What seems fundamental in this time is which voices allow us to be formed and reformed in the image of Christ. This is not by just paying lip service to the Gospels but a genuine seeking to live as Christ intends. Our prayer and our lives have a divine interplay which forms the basis for who we are called to become. Our hope is not just based on wishful thinking that one-day things will get better. Rather we are called to be people who are well-founded in our faith. This means that we cannot just do this on our own. We need to be people who gather together in prayer to share our stories. These are stories which reflect on how the Good News forms how we respond rather than react to the world around us. It calls us to know what is actually happening in people’s lives and be prepared to listen with the ears of the heart. Not just to what is said but what the quiet inner voice desires.

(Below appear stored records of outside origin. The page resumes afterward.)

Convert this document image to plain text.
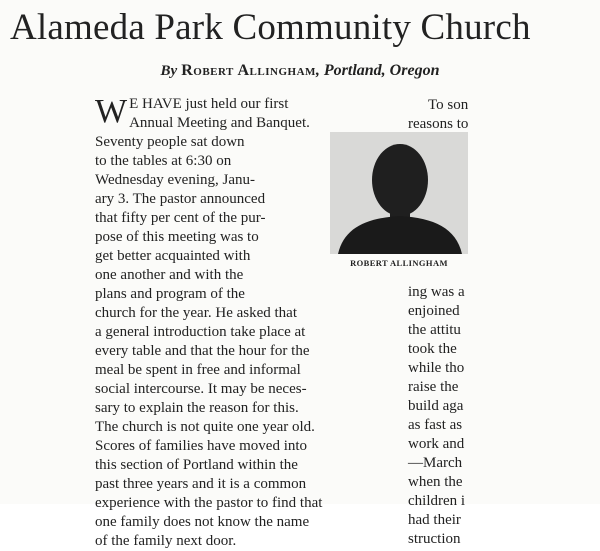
Alameda Park Community Church
By Robert Allingham, Portland, Oregon
W E HAVE just held our first
Annual Meeting and Banquet.
Seventy people sat down
to the tables at 6:30 on
Wednesday evening, Janu-
ary 3. The pastor announced
that fifty per cent of the pur-
pose of this meeting was to
get better acquainted with
one another and with the
plans and program of the
church for the year. He asked that
a general introduction take place at
every table and that the hour for the
meal be spent in free and informal
social intercourse. It may be neces-
sary to explain the reason for this.
The church is not quite one year old.
Scores of families have moved into
this section of Portland within the
past three years and it is a common
experience with the pastor to find that
one family does not know the name
of the family next door.
To son
reasons to
ROBERT ALLINGHAM
ing was a
enjoined
the attitu
took the
while tho
raise the
build aga
as fast as
work and
—March
when the
children i
had their
struction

This may actually lead to a transformation of people’s lives.
This transformation is not just achieved by hard work. It is not just a simple following of the rules but rather a discovering of a rule of life which allows a person to journey with others. It calls us to become people who care for others and not just for ourselves. This is a way of abiding in the presence of God each day. This way of allowing each moment to open our hearts and our eyes to where God leads us allows us to become people of hope. No longer is our life just formed by what we do but who we are becoming. Each day allows us to be present in all that we are and all that we do.